Culture begins at the banquet table.

Culture begins at the banquet table.

From the Introduction to Work, Play, Love: How the Mass Changed the Life of the First Christians by Mike Aquilina

Culture begins at the banquet table. In every religion, at every time in human history, shared feasts have formed—or deformed—the culture.

Sharing a meal is the most basic and most binding form of social interaction. Who can eat with whom and when? The question is almost an obsession for many cultures, because eating together means communion. If we eat together, it means that we are part of the same community.

And if we eat together with God, it means God is also part of our community.

A religious feast brings us together as people of one faith. It’s the most important thing that happens to us. It takes us out of our ordinary daily routine of trying to survive and makes us part of something bigger and more important.

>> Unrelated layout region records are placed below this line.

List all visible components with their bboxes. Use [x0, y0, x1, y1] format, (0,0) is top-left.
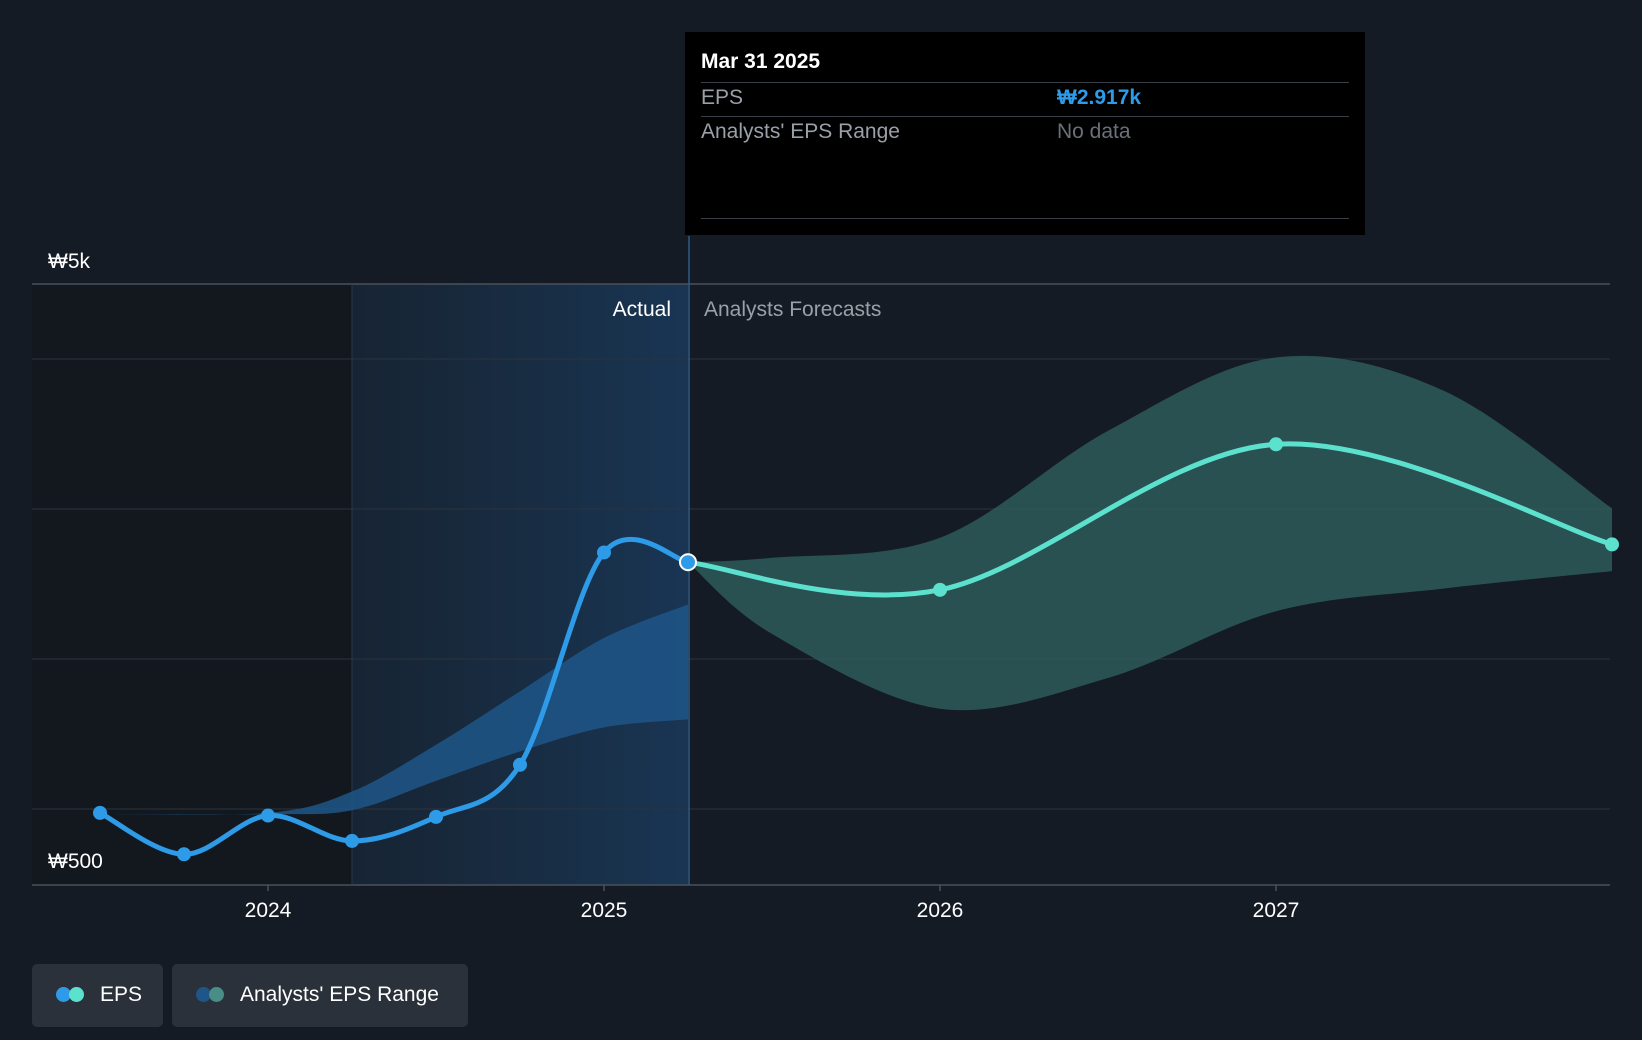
tooltip-date: Mar 31 2025 — [701, 50, 821, 73]
range-forecast-dot-icon — [209, 987, 224, 1002]
tooltip: Mar 31 2025 EPS ₩2.917k Analysts' EPS Ra… — [685, 32, 1365, 235]
tooltip-eps-value: ₩2.917k — [1057, 86, 1142, 109]
y-axis-max-label: ₩5k — [48, 250, 91, 273]
tooltip-eps-label: EPS — [701, 86, 744, 109]
eps-point-actual — [513, 757, 527, 772]
x-tick-label: 2026 — [917, 899, 964, 922]
eps-point-actual — [93, 805, 107, 820]
eps-line-actual — [97, 536, 691, 857]
range-actual-dot-icon — [196, 987, 211, 1002]
legend-range-label: Analysts' EPS Range — [240, 983, 439, 1006]
tooltip-divider — [701, 116, 1349, 117]
eps-point-actual — [679, 553, 697, 572]
eps-point-forecast — [1605, 537, 1619, 552]
tooltip-range-value: No data — [1057, 120, 1131, 143]
x-tick-label: 2025 — [581, 899, 628, 922]
y-axis-min-label: ₩500 — [48, 850, 103, 873]
x-tick-label: 2027 — [1253, 899, 1300, 922]
legend-item-eps-range[interactable]: Analysts' EPS Range — [172, 964, 468, 1027]
eps-point-forecast — [1269, 437, 1283, 452]
actual-period-background — [352, 284, 688, 885]
eps-point-actual — [597, 545, 611, 560]
tooltip-divider — [701, 218, 1349, 219]
eps-forecast-dot-icon — [69, 987, 84, 1002]
legend-eps-label: EPS — [100, 983, 143, 1006]
forecast-region-label: Analysts Forecasts — [704, 298, 881, 321]
eps-range-band-forecast — [688, 355, 1612, 711]
eps-point-actual — [261, 808, 275, 823]
eps-point-forecast — [933, 582, 947, 597]
legend-item-eps[interactable]: EPS — [32, 964, 163, 1027]
eps-range-band-actual — [100, 604, 688, 815]
actual-region-label: Actual — [613, 298, 671, 321]
x-tick-label: 2024 — [245, 899, 292, 922]
tooltip-range-label: Analysts' EPS Range — [701, 120, 900, 143]
tooltip-divider — [701, 82, 1349, 83]
eps-point-actual — [345, 833, 359, 848]
eps-actual-dot-icon — [56, 987, 71, 1002]
past-period-background — [32, 284, 352, 885]
eps-point-actual — [177, 847, 191, 862]
eps-line-forecast — [685, 441, 1615, 598]
eps-point-actual — [429, 809, 443, 824]
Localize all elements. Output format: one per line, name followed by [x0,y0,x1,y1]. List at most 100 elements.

In fact, the British historian Christopher Dawson believed that culture must invariably have its roots in religion. He said, “From the beginning the social way of life which is culture has been deliberately ordered and directed in accordance with the higher laws of life which are religion.” And again, “Throughout the greater part of mankind’s history, in all ages and states of society, religion has been the great central unifying force in culture.” To sum up, he made a bold statement: “Religion is the key of history.”

Dawson’s position is usually summed up in one catchy phrase: Culture arises from cult. Our customs and habits proceed from our acts of worship.

Think of the Passover feast in Israel. Everyone in the entire community was participating in the same feast at once. And the feast was a reminder of what they had been through as a community—what had made them a community.

You shall eat no leavened bread with it; seven days you
shall eat it with unleavened bread, the bread of affliction—
for you came out of the land of Egypt in hurried
flight—that all the days of your life you may remember
the day when you came out of the land of Egypt.
(Deuteronomy 16:3)

All it meant to be an Israelite was bound up in that feast. It was a reminder that the people had been oppressed, but God sent Moses to lead them out of oppression. It was a reminder that Moses had left them God’s law, a law that set them apart from all the other nations of the earth. In the Passover, Israel lived through its birth again. The Mishnah, the collection of the oral traditions from the Second Temple period, makes it explicit. “In each and every generation one is obligated to see himself as if he went out of Egypt,” the tradition says. When you celebrated the Passover, you were going through the Exodus with your ancestors.

 

The Passover formed Israel. It made Israelites out of twelve ragged tribes of nomads. Israel was Israel because the people celebrated the Passover.

And we could say the same of the pagan feasts. It was those shared meals that made pagan society what it was. It was very different from Jewish society, of course—and that was because the meals were very different.